The NBS’s own interpretation of growth drivers adds granularity. In its monetary policy reporting, it highlighted that 2025 growth was driven by services and manufacturing, with visible effects from expanding serial production of electric vehicles at Stellantis in Kragujevac and accelerated tyre production, while construction and energy made negative contributions in parts of the year. This is an economically meaningful decomposition: a modern manufacturing node tied into European automotive chains is carrying weight, while domestically anchored project sectors are weaker. It implies that Serbia’s tradable sector competitiveness is not the problem; the problem is the translation of that competitiveness into a broader capex cycle that lifts productivity and supports consistent wage growth without inflation.
Construction softness is particularly important because it has multiplier effects. When construction slows, it affects materials, logistics, subcontractor employment, and municipal finance. It also delays the productivity payoffs from infrastructure improvements. If investment confidence was damaged and some investments were deferred in 2025—as the NBS inflation reporting suggests—then construction is likely the most immediate transmission channel for that deferral.
The productivity dimension is where Serbia’s next stage will be won or lost. A year in which industrial output grows by 1.0% while investment rises only 0.9% is not a year of large productivity jumps; it is a year of incremental gains. Over time, incrementalism becomes a constraint when the labor market tightens or when wages rise faster than productivity. Serbia already faces structural pressures common to the region—migration, demographic decline, and skills mismatch—which do not appear suddenly in one data release but show up as persistent friction in hiring, training, and the ability to scale complex production.
That friction matters most in the sectors Serbia wants to expand: higher-value manufacturing, engineering services, ICT and embedded software, and energy infrastructure. These sectors require not just labor, but specific competencies. When skills are scarce, firms respond in predictable ways: they either slow expansion, relocate marginal growth elsewhere, automate more aggressively, or accept lower margins. In a country where FDI has historically been a key driver, skills constraints can also change investor selection: investors with training capacity and long time horizons remain, while those looking for quick, labor-arbitrage wins may move on.
The investment climate literature for Serbia recognizes this transition problem. Analyses of Serbia’s investment and business climate have pointed out that the contribution of fixed investment declined in 2025, primarily due to a drop in FDI inflows, but anticipate stronger growth in 2026–2027 supported by easing global inflation pressures and the implementation of transport, energy, and communal infrastructure projects. That is essentially a statement that Serbia is between cycles: it needs the next infrastructure and energy buildout to restart capex and unlock productivity, but it is not yet assured that financing conditions and project execution will align quickly enough.

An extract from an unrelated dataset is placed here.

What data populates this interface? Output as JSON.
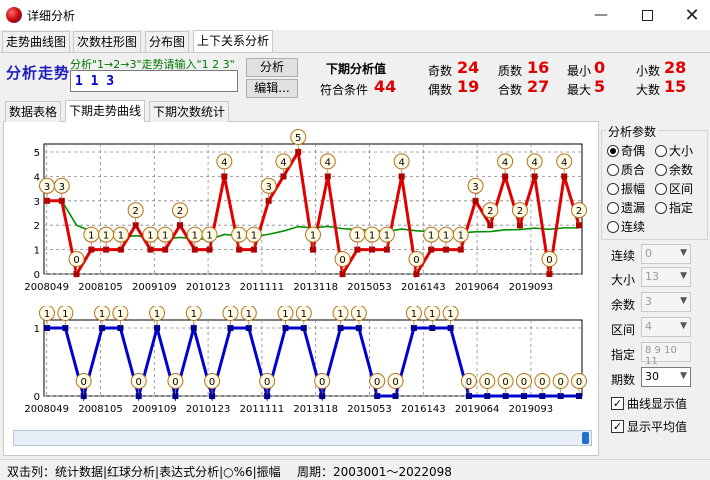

Retail endurance, in this context, is not automatically “good news”. It can indicate resilience of household incomes and consumer confidence, which supports political and social stability. But if retail strength is partly import-driven and not matched by export growth, it can worsen the external position. This is why Serbia’s real-economy story cannot be separated from the trade and current-account story: a stable consumer sector is an asset only if the tradable sector can keep earning and if investment keeps improving productivity so wage growth is sustainable.
The macro overlay reinforces the message of a modest-growth environment. The IMF estimated Serbia’s real GDP growth at around 2% in 2025, with a recovery to about 3% in 2026, while noting that the current account deficit may widen in 2026 due to fuel import costs and export restrictions affecting steel. For the real economy, this signals that the near-term growth “ceiling” is not purely domestic—it is also shaped by external costs and external market access. A modest growth ceiling makes productivity and skills even more central: you cannot grow fast by simply adding more inputs; you need output per worker to rise.
The country therefore enters 2026 with a clear internal agenda even if politics and geopolitics remain noisy: keep manufacturing competitive, restart construction and infrastructure execution, and treat skills formation as an economic-growth instrument rather than as a social policy. If those elements align, Serbia can raise its medium-term growth path without needing inflationary stimulus. If they do not, the economy risks a prolonged phase of “stable but slow” where headline stability hides a gradual erosion of convergence speed.